Aetna Takes ‘Disciplined Approach’ To Pricing Fully Insured Plans

CVS Health, the parent of Aetna, likes its employer health plan business but is taking a tough approach to pricing, a company executive said Friday.

Steve Nelson, a CVS executive vice president and the president of the Aetna subsidiary, talked about Aetna’s commercial business, briefly, during a conference call with securities analysts.

“Our commercial business is strong,” Nelson said.

Aetna has had good luck with winning big national accounts, and Meritain, a division that administers health plans for self-insured employers, has also been doing well, Nelson said.

But, at fully insured plans, “we do see elevated trends,” Nelson said.

Aetna began to see medical cost trends rising in 2024, and “we took a disciplined approach,” Nelson said.

Nelson said the cost increases have put pressure on membership.

“But we’re going to stay disciplined in our pricing approach to fully insured,” Nelson said.

There’s “a lot of respect for the environment we’re in,” he added.

CVS held the conference to go over earnings for the second quarter, which ended June 30. The company streamed the call line and posted a link to a recording on its website.

What it means: Aetna does not plan to be a refuge for employers and benefits professionals seeking a refuge from rising employer health plan coverage costs.

The backdrop: Benefits brokers and health insurers like Cigna, Elevance and UnitedHealth have also talked about seeing high medical cost trends roughly in line with what they were forecasting at the beginning of the year.

A cooling economy could and federal government pressure on Medicaid and Medicare plans could make doctors and hospitals more eager to win employer plan business but put pressure on providers to try to make up for lost government plan revenue by increasing the prices they charge fully insured and self-insured employer plans in 2026.
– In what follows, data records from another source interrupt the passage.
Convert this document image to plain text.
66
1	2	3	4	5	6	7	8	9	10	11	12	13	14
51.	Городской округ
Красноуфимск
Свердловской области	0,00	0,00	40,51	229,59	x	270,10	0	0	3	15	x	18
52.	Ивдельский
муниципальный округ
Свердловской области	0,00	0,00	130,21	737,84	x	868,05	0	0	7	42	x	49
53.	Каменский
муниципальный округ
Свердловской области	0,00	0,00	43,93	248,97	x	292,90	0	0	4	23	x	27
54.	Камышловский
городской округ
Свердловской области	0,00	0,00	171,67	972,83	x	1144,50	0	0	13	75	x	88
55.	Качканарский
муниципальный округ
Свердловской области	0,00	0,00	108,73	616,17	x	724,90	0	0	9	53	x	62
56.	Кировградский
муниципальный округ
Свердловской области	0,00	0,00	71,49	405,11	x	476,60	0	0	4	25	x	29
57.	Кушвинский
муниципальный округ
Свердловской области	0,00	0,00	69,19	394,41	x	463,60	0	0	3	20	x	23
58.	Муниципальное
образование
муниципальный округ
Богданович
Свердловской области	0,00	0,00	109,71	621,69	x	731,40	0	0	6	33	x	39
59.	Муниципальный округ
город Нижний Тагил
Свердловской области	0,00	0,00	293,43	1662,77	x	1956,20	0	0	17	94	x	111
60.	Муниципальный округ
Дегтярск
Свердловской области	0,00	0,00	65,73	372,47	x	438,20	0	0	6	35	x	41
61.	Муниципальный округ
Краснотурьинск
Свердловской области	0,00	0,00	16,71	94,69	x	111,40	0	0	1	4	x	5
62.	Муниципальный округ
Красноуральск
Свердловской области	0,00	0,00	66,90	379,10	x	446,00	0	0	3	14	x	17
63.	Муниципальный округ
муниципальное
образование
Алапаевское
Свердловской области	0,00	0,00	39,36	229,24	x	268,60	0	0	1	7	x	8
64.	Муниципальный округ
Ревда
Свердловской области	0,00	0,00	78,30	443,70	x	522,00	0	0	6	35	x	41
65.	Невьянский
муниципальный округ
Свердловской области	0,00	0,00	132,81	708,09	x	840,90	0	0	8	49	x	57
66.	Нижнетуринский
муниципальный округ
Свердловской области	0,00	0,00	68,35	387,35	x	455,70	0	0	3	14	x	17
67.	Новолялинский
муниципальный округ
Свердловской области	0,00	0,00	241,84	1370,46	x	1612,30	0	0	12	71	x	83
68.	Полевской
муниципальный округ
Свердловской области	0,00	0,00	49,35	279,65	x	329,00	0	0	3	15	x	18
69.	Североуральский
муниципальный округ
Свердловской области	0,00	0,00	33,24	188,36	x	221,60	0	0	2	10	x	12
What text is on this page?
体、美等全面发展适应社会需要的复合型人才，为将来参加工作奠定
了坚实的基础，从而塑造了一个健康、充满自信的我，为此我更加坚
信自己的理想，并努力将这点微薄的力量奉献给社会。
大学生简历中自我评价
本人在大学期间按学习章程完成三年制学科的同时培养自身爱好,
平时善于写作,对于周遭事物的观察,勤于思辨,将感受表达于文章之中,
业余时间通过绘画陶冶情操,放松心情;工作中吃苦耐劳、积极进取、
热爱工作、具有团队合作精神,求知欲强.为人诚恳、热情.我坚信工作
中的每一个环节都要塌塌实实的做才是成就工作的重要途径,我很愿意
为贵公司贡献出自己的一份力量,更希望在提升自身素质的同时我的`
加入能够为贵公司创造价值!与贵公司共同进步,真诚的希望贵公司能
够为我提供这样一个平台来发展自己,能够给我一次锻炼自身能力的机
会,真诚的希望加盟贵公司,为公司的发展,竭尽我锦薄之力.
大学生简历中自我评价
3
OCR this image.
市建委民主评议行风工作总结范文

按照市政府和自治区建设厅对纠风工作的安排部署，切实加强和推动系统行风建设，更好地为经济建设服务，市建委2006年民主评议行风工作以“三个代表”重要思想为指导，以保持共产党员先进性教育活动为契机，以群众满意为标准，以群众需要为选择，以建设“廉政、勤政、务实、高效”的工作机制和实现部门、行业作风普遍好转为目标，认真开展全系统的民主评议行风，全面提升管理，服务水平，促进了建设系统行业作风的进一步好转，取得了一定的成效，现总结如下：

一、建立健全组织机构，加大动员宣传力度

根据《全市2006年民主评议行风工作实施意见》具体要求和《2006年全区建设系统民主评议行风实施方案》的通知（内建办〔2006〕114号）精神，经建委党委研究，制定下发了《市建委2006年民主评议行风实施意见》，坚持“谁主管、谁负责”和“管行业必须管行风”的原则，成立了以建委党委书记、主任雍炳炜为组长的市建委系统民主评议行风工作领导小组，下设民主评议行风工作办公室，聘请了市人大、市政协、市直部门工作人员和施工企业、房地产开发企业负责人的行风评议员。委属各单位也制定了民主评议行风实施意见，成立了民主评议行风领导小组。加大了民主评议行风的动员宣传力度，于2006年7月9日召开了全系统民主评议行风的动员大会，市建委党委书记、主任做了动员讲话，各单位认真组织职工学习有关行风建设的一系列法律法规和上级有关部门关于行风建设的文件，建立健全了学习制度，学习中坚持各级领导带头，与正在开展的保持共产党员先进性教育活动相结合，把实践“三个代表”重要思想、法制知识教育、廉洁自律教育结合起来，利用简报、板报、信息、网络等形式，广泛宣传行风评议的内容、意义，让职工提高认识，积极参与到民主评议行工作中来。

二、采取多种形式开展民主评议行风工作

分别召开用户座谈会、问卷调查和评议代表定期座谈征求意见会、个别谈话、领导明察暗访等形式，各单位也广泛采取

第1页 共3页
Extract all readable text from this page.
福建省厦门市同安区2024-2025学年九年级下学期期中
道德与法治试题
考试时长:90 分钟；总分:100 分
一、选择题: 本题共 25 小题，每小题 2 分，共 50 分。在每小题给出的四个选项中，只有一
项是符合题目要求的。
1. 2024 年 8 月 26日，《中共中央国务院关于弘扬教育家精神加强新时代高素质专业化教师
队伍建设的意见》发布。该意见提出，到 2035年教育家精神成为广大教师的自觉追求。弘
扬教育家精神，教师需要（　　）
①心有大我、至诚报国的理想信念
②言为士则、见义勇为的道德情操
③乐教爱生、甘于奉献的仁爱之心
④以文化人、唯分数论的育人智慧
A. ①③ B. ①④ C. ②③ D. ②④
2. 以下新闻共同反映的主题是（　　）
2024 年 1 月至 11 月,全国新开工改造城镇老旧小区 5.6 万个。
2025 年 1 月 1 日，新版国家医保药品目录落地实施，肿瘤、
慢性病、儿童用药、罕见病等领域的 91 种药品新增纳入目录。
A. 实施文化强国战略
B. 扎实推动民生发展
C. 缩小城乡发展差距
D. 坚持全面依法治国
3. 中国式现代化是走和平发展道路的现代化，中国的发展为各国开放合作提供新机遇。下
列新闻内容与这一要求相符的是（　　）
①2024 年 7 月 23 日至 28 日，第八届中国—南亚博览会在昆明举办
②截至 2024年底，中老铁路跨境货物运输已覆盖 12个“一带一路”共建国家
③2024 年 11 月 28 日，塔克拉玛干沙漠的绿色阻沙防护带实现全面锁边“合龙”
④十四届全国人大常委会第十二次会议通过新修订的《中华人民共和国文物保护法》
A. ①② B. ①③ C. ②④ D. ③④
The earnings: CVS, a company best known for its pharmacies, is reporting $1 billion in net income for the second quarter on $99 billion in revenue, compared with $1.8 billion in net income on $91 billion in revenue for the second quarter of 2024.

The company’s Health Care Benefits arm, which includes Aetna, is reporting $1.3 billion in adjusted operating income on $36 billion in revenue for the latest quarter, up from $938 million in adjusted operating income on $32 billion in revenue for the year-earlier quarter.

The company ended the quarter providing providing or administering medical coverage for 27 million people, or about as many people as it was covering a year earlier.